En 11 mois, le Real de Zinédine Zidane a remporté une Ligue des champions, une Supercoupe d’Europe, enchaîné 33 matches d’invincibilité, gagné le derby contre l’Atletico et retrouvé son lustre passé. Ainsi, marche après marche, Zidane construit sa légende. Pau Barrena/AFP
Zinédine Zidane déjà dans l'histoire ? Après un nul samedi à Barcelone, son 33e match d'affilée sans défaite, le Français n'est plus qu'à une marche du record d'invincibilité du Real Madrid : une preuve supplémentaire que sa trajectoire d'entraîneur semble épouser celle du joueur. C'est Luka Modric qui l'a le mieux résumé samedi soir : « Enchaîner 33 matches sans perdre ne peut pas être un hasard. »
Bombardé à la tête du Real en janvier dernier, vainqueur de la Ligue des champions (C1) cinq mois plus tard, Zidane avait pourtant été raillé en Espagne pour sa « flor » (« fleur », sa bonne étoile). Presque un procès en illégitimité pour un tout jeune entraîneur de 44 ans. Mais Zizou est un « gagneur », comme il l'a lui-même déclaré fin novembre. Et le technicien a enchaîné samedi un deuxième match sans perdre au Camp Nou, après un premier clasico victorieux en avril. Ses choix, eux, sont payants : Casemiro, lancé par ZZ en fin de rencontre, a sauvé sur sa ligne l'ultime balle de match du Barça. « Zinédine Zidane est l'homme qui a réussi en 11 mois à ce que le Real remporte une Ligue des champions et une Supercoupe d'Europe, enchaîne 33 matches d'invincibilité, gagne le derby (3-0 contre l'Atletico) et retrouve son lustre passé au Camp Nou », a résumé hier le quotidien sportif Marca, le plus lu d'Espagne.
La dernière défaite du Real de Zidane ? Elle remonte à huit mois, à Wolfsburg, en quarts de C1 (2-0). La dernière – et la seule – en Liga ? 1-0 fin février contre l'Atletico. « Ses statistiques sont spectaculaires », s'est réjoui le président madrilène Florentino Pérez cette semaine, ajoutant : « Impossible de faire mieux. »
Une équipe à son image
Joueur d'équipe par excellence, l'ancien meneur de jeu du Real (2001-2006) et des Bleus a réussi à cimenter le collectif merengue. « Avec Zizou, le climat est magnifique et c'est un immense entraîneur », a lancé samedi son capitaine Sergio Ramos, auteur du but égalisateur au Camp Nou. De l'équipe désarticulée de Rafael Benitez, balayée par le Barça lors du clasico de novembre 2015 (4-0), Zidane a fait un bloc capable d'étouffer les Barcelonais. Dans l'entrejeu, Modric a étincelé et délivré la passe décisive pour Ramos. « Quand un effectif d'une telle qualité, avec autant de joueurs de niveau mondial, joue en équipe et donne tout sur le terrain, il est très difficile de nous battre », a observé le Croate.
Tactiquement, les choix de Zidane se révèlent aussi très bons : dans le derby ou dans le clasico, son 4-4-2 a été solide et créatif. Et la préparation physique semble aussi payer : « Dans les matches difficiles, nous donnons tout jusqu'au bout et cela se voit », a relevé le latéral brésilien Marcelo.

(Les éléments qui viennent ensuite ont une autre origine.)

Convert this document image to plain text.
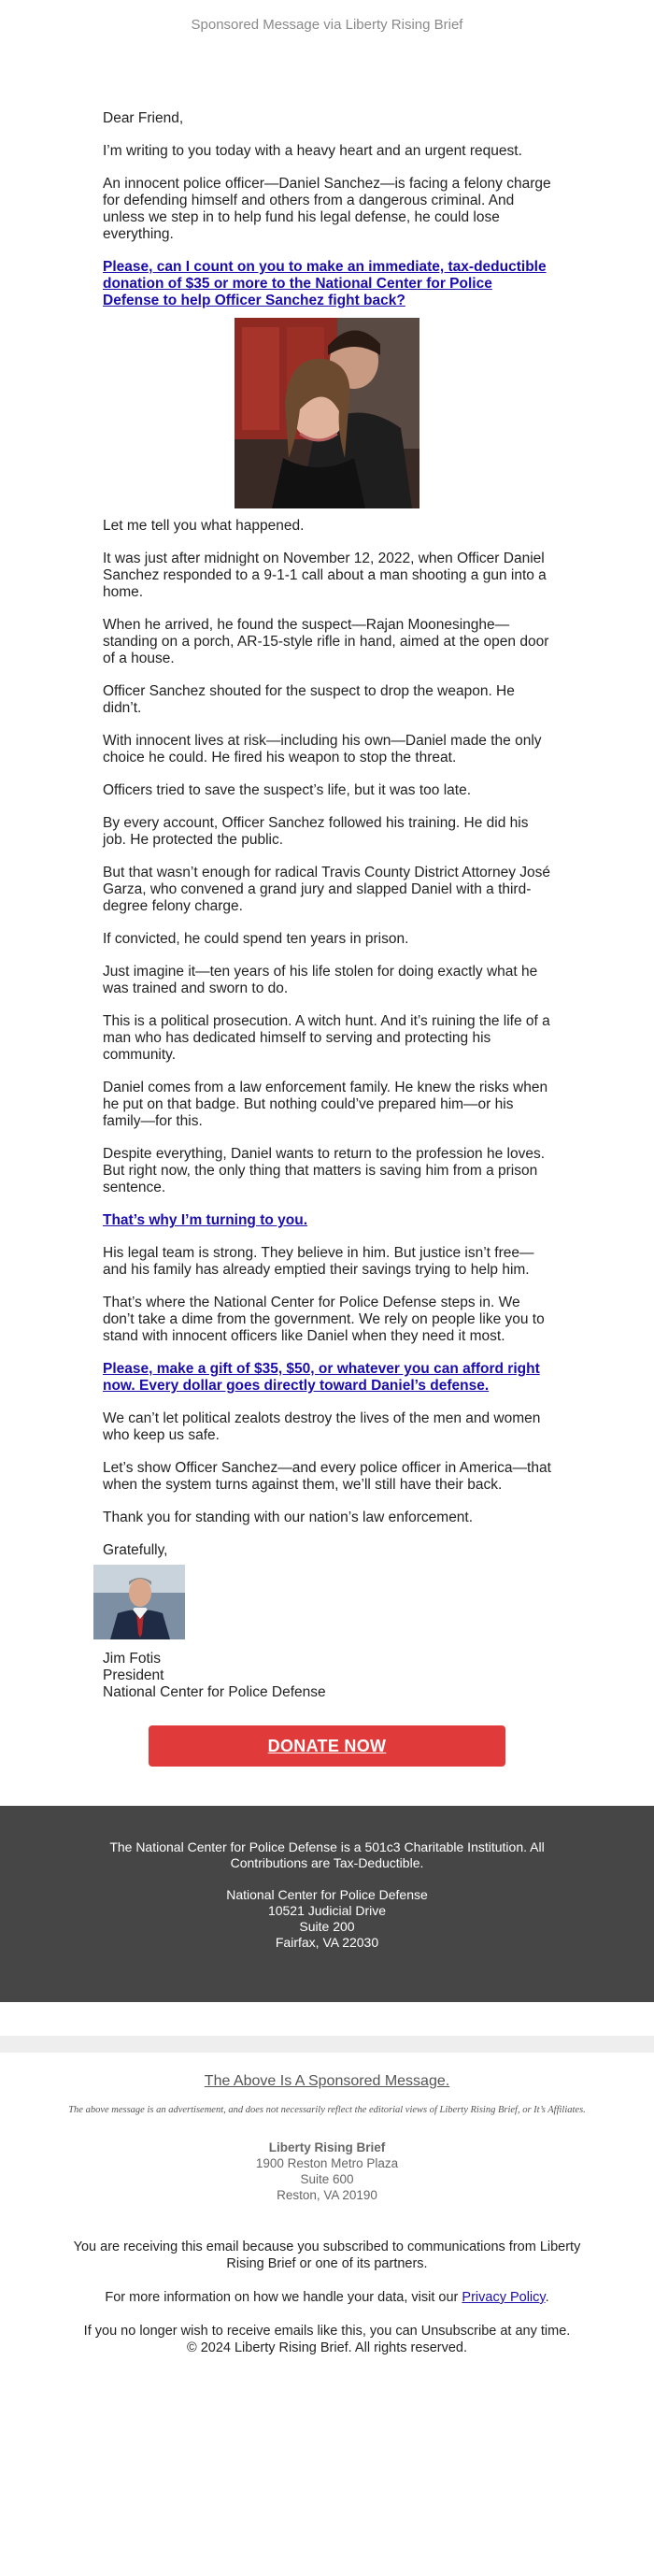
Sponsored Message via Liberty Rising Brief

Dear Friend,

I’m writing to you today with a heavy heart and an urgent request.

An innocent police officer—Daniel Sanchez—is facing a felony charge for defending himself and others from a dangerous criminal. And unless we step in to help fund his legal defense, he could lose everything.

Please, can I count on you to make an immediate, tax-deductible donation of $35 or more to the National Center for Police Defense to help Officer Sanchez fight back?

Let me tell you what happened.

It was just after midnight on November 12, 2022, when Officer Daniel Sanchez responded to a 9-1-1 call about a man shooting a gun into a home.

When he arrived, he found the suspect—Rajan Moonesinghe—standing on a porch, AR-15-style rifle in hand, aimed at the open door of a house.

Officer Sanchez shouted for the suspect to drop the weapon. He didn’t.

With innocent lives at risk—including his own—Daniel made the only choice he could. He fired his weapon to stop the threat.

Officers tried to save the suspect’s life, but it was too late.

By every account, Officer Sanchez followed his training. He did his job. He protected the public.

But that wasn’t enough for radical Travis County District Attorney José Garza, who convened a grand jury and slapped Daniel with a third-degree felony charge.

If convicted, he could spend ten years in prison.

Just imagine it—ten years of his life stolen for doing exactly what he was trained and sworn to do.

This is a political prosecution. A witch hunt. And it’s ruining the life of a man who has dedicated himself to serving and protecting his community.

Daniel comes from a law enforcement family. He knew the risks when he put on that badge. But nothing could’ve prepared him—or his family—for this.

Despite everything, Daniel wants to return to the profession he loves. But right now, the only thing that matters is saving him from a prison sentence.

That’s why I’m turning to you.

His legal team is strong. They believe in him. But justice isn’t free—and his family has already emptied their savings trying to help him.

That’s where the National Center for Police Defense steps in. We don’t take a dime from the government. We rely on people like you to stand with innocent officers like Daniel when they need it most.

Please, make a gift of $35, $50, or whatever you can afford right now. Every dollar goes directly toward Daniel’s defense.

We can’t let political zealots destroy the lives of the men and women who keep us safe.

Let’s show Officer Sanchez—and every police officer in America—that when the system turns against them, we’ll still have their back.

Thank you for standing with our nation’s law enforcement.

Gratefully,

Jim Fotis
President
National Center for Police Defense
DONATE NOW

The National Center for Police Defense is a 501c3 Charitable Institution. All Contributions are Tax-Deductible.

National Center for Police Defense
10521 Judicial Drive
Suite 200
Fairfax, VA 22030
The Above Is A Sponsored Message.
The above message is an advertisement, and does not necessarily reflect the editorial views of Liberty Rising Brief, or It’s Affiliates.
Liberty Rising Brief
1900 Reston Metro Plaza
Suite 600
Reston, VA 20190

You are receiving this email because you subscribed to communications from Liberty Rising Brief or one of its partners.

For more information on how we handle your data, visit our Privacy Policy.

If you no longer wish to receive emails like this, you can Unsubscribe at any time.
© 2024 Liberty Rising Brief. All rights reserved.
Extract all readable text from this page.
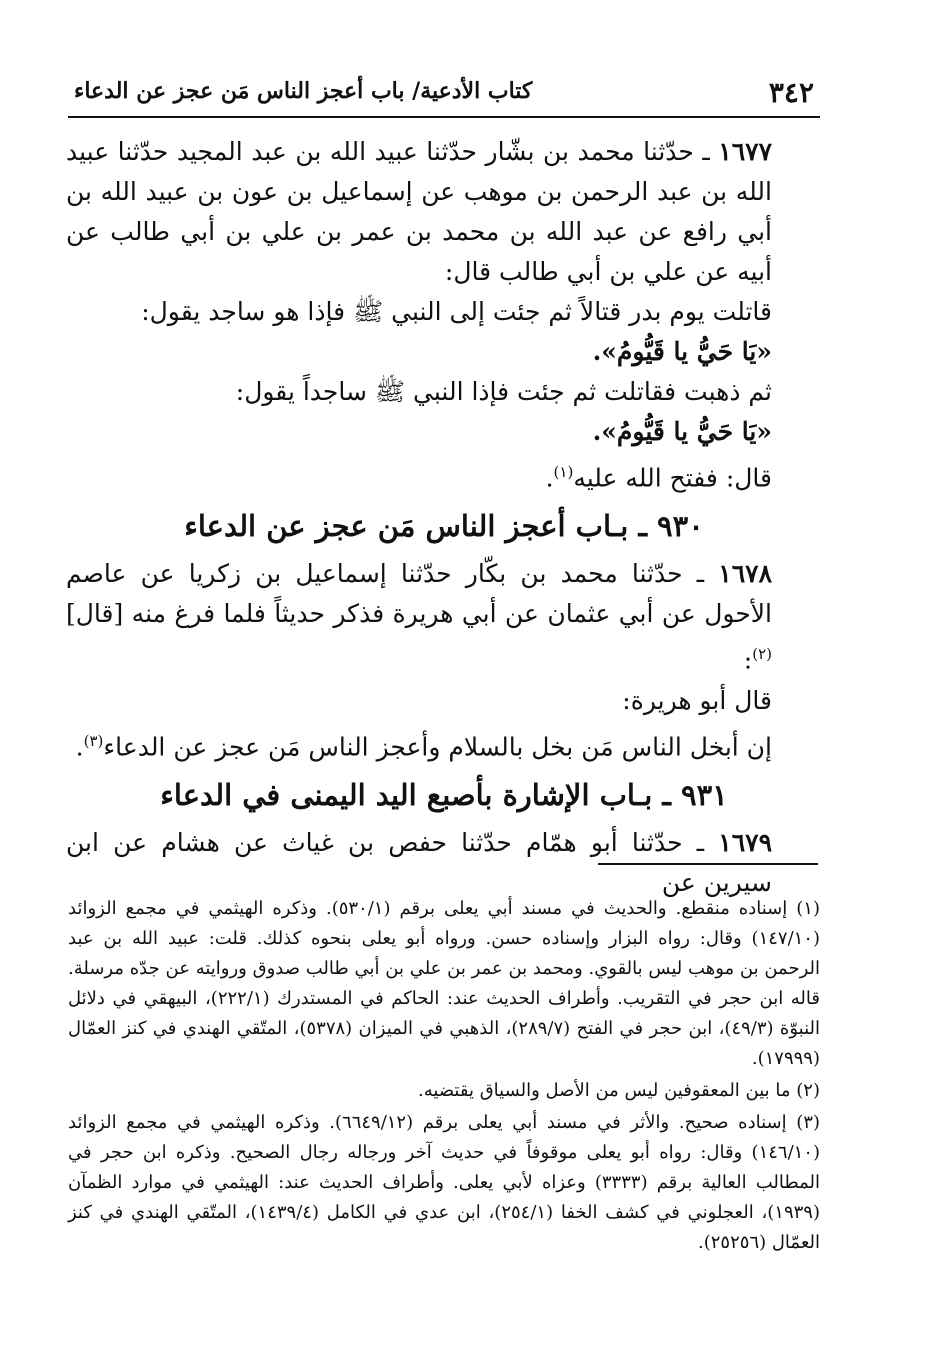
٣٤٢
كتاب الأدعية/ باب أعجز الناس مَن عجز عن الدعاء

١٦٧٧ ـ حدّثنا محمد بن بشّار حدّثنا عبيد الله بن عبد المجيد حدّثنا عبيد الله بن عبد الرحمن بن موهب عن إسماعيل بن عون بن عبيد الله بن أبي رافع عن عبد الله بن محمد بن عمر بن علي بن أبي طالب عن أبيه عن علي بن أبي طالب قال:

قاتلت يوم بدر قتالاً ثم جئت إلى النبي ﷺ فإذا هو ساجد يقول:

«يَا حَيُّ يا قَيُّومُ».

ثم ذهبت فقاتلت ثم جئت فإذا النبي ﷺ ساجداً يقول:

«يَا حَيُّ يا قَيُّومُ».

قال: ففتح الله عليه$^{(١)}$.

٩٣٠ ـ بـاب أعجز الناس مَن عجز عن الدعاء

١٦٧٨ ـ حدّثنا محمد بن بكّار حدّثنا إسماعيل بن زكريا عن عاصم الأحول عن أبي عثمان عن أبي هريرة فذكر حديثاً فلما فرغ منه [قال]$^{(٢)}$:

قال أبو هريرة:

إن أبخل الناس مَن بخل بالسلام وأعجز الناس مَن عجز عن الدعاء$^{(٣)}$.

٩٣١ ـ بـاب الإشارة بأصبع اليد اليمنى في الدعاء

١٦٧٩ ـ حدّثنا أبو همّام حدّثنا حفص بن غياث عن هشام عن ابن سيرين عن

(١) إسناده منقطع. والحديث في مسند أبي يعلى برقم (٥٣٠/١). وذكره الهيثمي في مجمع الزوائد (١٤٧/١٠) وقال: رواه البزار وإسناده حسن. ورواه أبو يعلى بنحوه كذلك. قلت: عبيد الله بن عبد الرحمن بن موهب ليس بالقوي. ومحمد بن عمر بن علي بن أبي طالب صدوق وروايته عن جدّه مرسلة. قاله ابن حجر في التقريب. وأطراف الحديث عند: الحاكم في المستدرك (٢٢٢/١)، البيهقي في دلائل النبوّة (٤٩/٣)، ابن حجر في الفتح (٢٨٩/٧)، الذهبي في الميزان (٥٣٧٨)، المتّقي الهندي في كنز العمّال (١٧٩٩٩).

(٢) ما بين المعقوفين ليس من الأصل والسياق يقتضيه.

(٣) إسناده صحيح. والأثر في مسند أبي يعلى برقم (٦٦٤٩/١٢). وذكره الهيثمي في مجمع الزوائد (١٤٦/١٠) وقال: رواه أبو يعلى موقوفاً في حديث آخر ورجاله رجال الصحيح. وذكره ابن حجر في المطالب العالية برقم (٣٣٣٣) وعزاه لأبي يعلى. وأطراف الحديث عند: الهيثمي في موارد الظمآن (١٩٣٩)، العجلوني في كشف الخفا (٢٥٤/١)، ابن عدي في الكامل (١٤٣٩/٤)، المتّقي الهندي في كنز العمّال (٢٥٢٥٦).
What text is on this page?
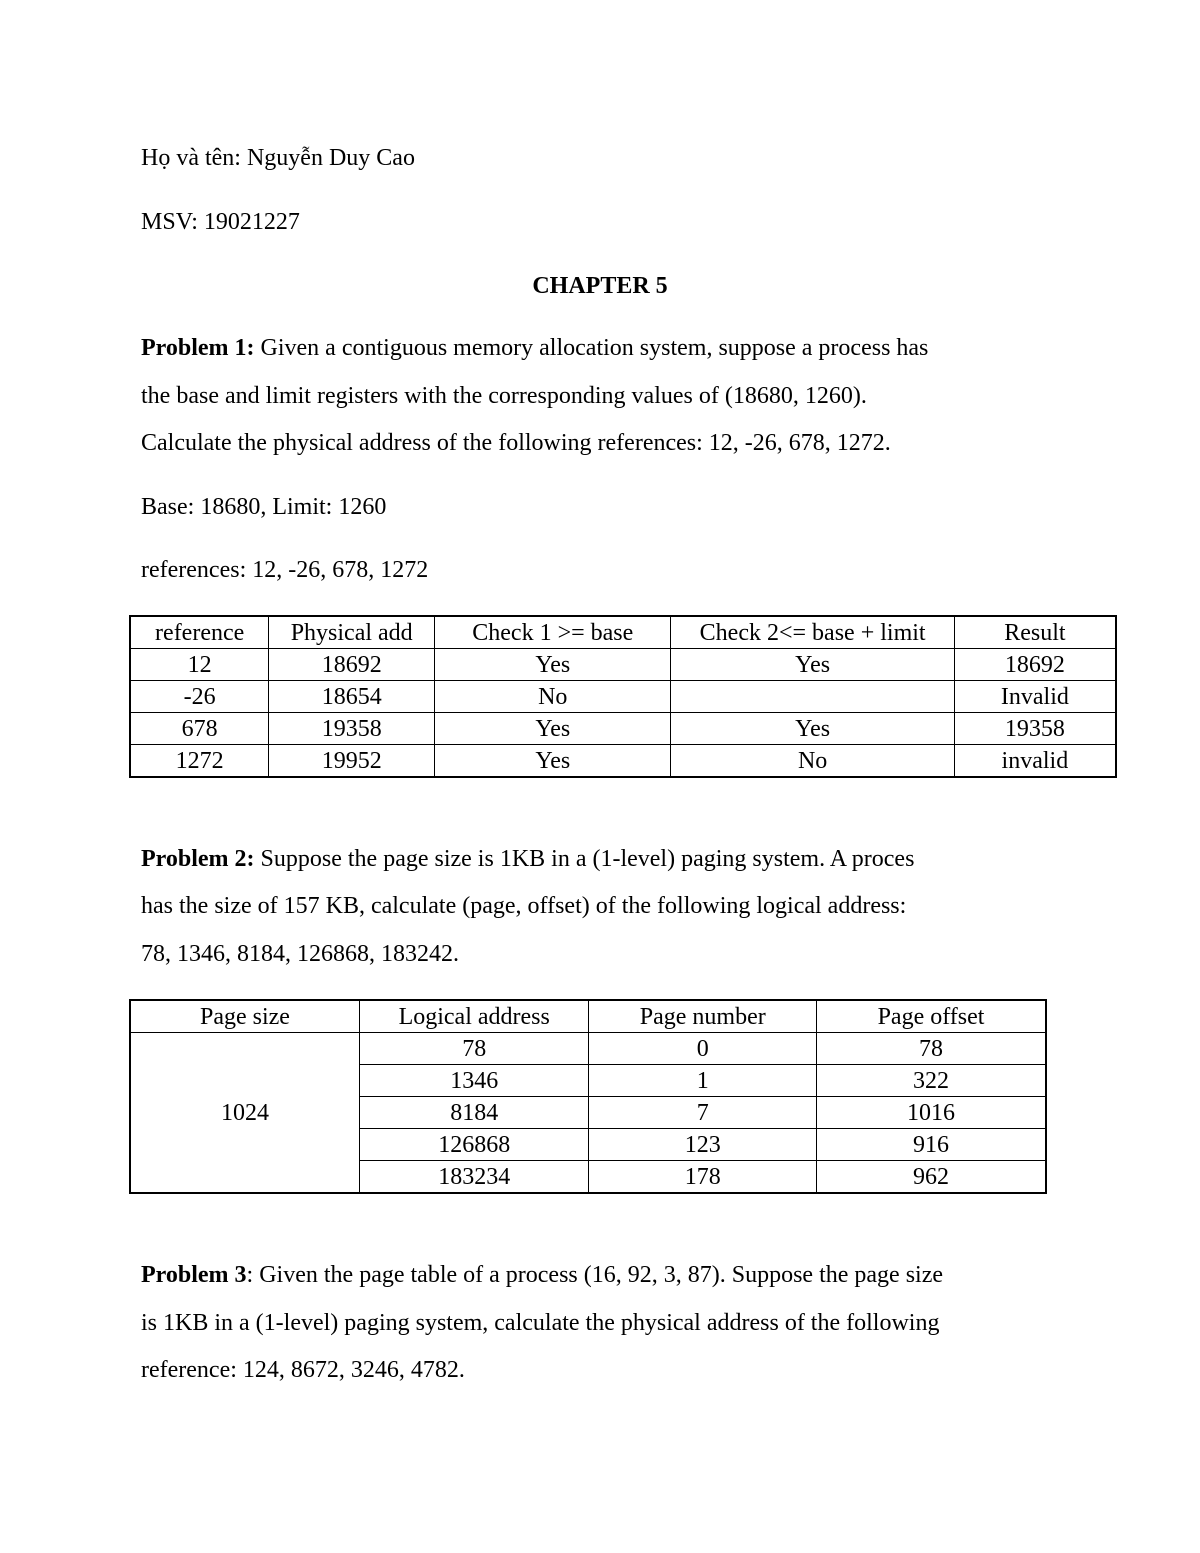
Họ và tên: Nguyễn Duy Cao
MSV: 19021227
CHAPTER 5
Problem 1: Given a contiguous memory allocation system, suppose a process has
the base and limit registers with the corresponding values of (18680, 1260).
Calculate the physical address of the following references: 12, -26, 678, 1272.
Base: 18680, Limit: 1260
references: 12, -26, 678, 1272
reference	Physical add	Check 1 >= base	Check 2<= base + limit	Result
12	18692	Yes	Yes	18692
-26	18654	No		Invalid
678	19358	Yes	Yes	19358
1272	19952	Yes	No	invalid
Problem 2: Suppose the page size is 1KB in a (1-level) paging system. A proces
has the size of 157 KB, calculate (page, offset) of the following logical address:
78, 1346, 8184, 126868, 183242.
Page size	Logical address	Page number	Page offset
1024	78	0	78
	1346	1	322
	8184	7	1016
	126868	123	916
	183234	178	962
Problem 3: Given the page table of a process (16, 92, 3, 87). Suppose the page size
is 1KB in a (1-level) paging system, calculate the physical address of the following
reference: 124, 8672, 3246, 4782.
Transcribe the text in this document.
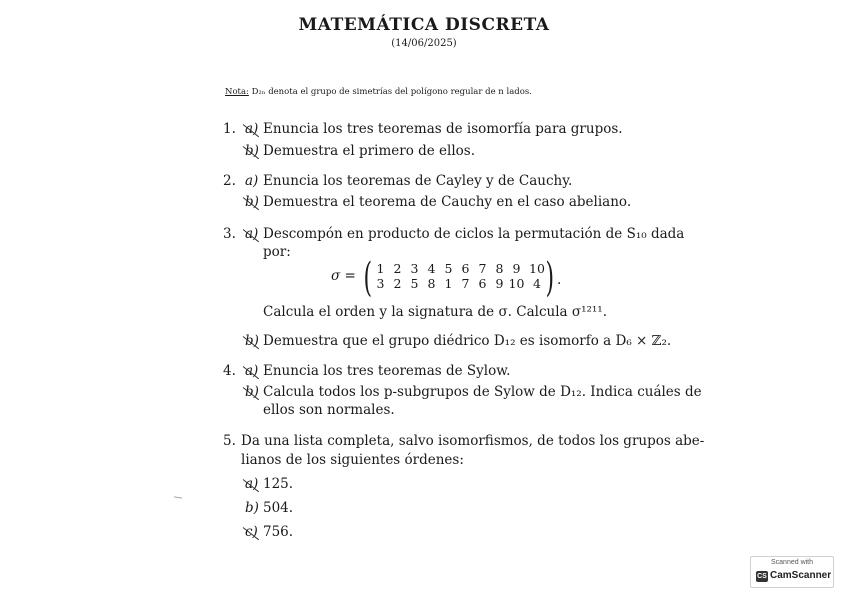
MATEMÁTICA DISCRETA
(14/06/2025)
Nota: D₂ₙ denota el grupo de simetrías del polígono regular de n lados.
1. a) Enuncia los tres teoremas de isomorfía para grupos.
b) Demuestra el primero de ellos.
2. a) Enuncia los teoremas de Cayley y de Cauchy.
b) Demuestra el teorema de Cauchy en el caso abeliano.
3. a) Descompón en producto de ciclos la permutación de S₁₀ dada
por:
σ = ( 1 2 3 4 5 6 7 8 9 10
3 2 5 8 1 7 6 9 10 4 ) .
Calcula el orden y la signatura de σ. Calcula σ¹²¹¹.
b) Demuestra que el grupo diédrico D₁₂ es isomorfo a D₆ × ℤ₂.
4. a) Enuncia los tres teoremas de Sylow.
b) Calcula todos los p-subgrupos de Sylow de D₁₂. Indica cuáles de
ellos son normales.
5. Da una lista completa, salvo isomorfismos, de todos los grupos abe-
lianos de los siguientes órdenes:
a) 125.
b) 504.
c) 756.
Scanned with
CS CamScanner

Place désormais à la réception de Dortmund, mercredi en C1, au stade Santiago Bernabeu, où le Real peut égaler la meilleure série d'invincibilité de l'histoire du club : celle du technicien néerlandais Leo Beenhakker en 1988-1989 (34 matches). Il n'est pas dit que l'ambitieux Zidane s'arrête là. La marche suivante est de dépasser les 39 rencontres sans défaite du Barça de Luis Enrique (2015-2016), record espagnol, voire l'incroyable série de la Juventus Turin, 43 matches en 2011-2012. Cela voudrait dire remporter le Mondial des clubs qui s'ouvre dans quelques jours (8-18 décembre) au Japon, où Zidane peut décrocher le 3e trophée de sa jeune carrière. En attendant peut-être celui de meilleur entraîneur Fifa de l'année...
Zizou sait néanmoins qu'il sera jugé sur sa capacité à offrir enfin la Liga au club merengue, bredouille depuis 2012. En laissant le Barça à 6 points derrière, son Real a fait un petit pas dans cette direction samedi. « Indépendamment du résultat, cela va être difficile jusqu'au bout. Il faut continuer à travailler, la saison est encore longue », a lancé le Français. Marche après marche, Zinédine Zidane continue de construire sa légende.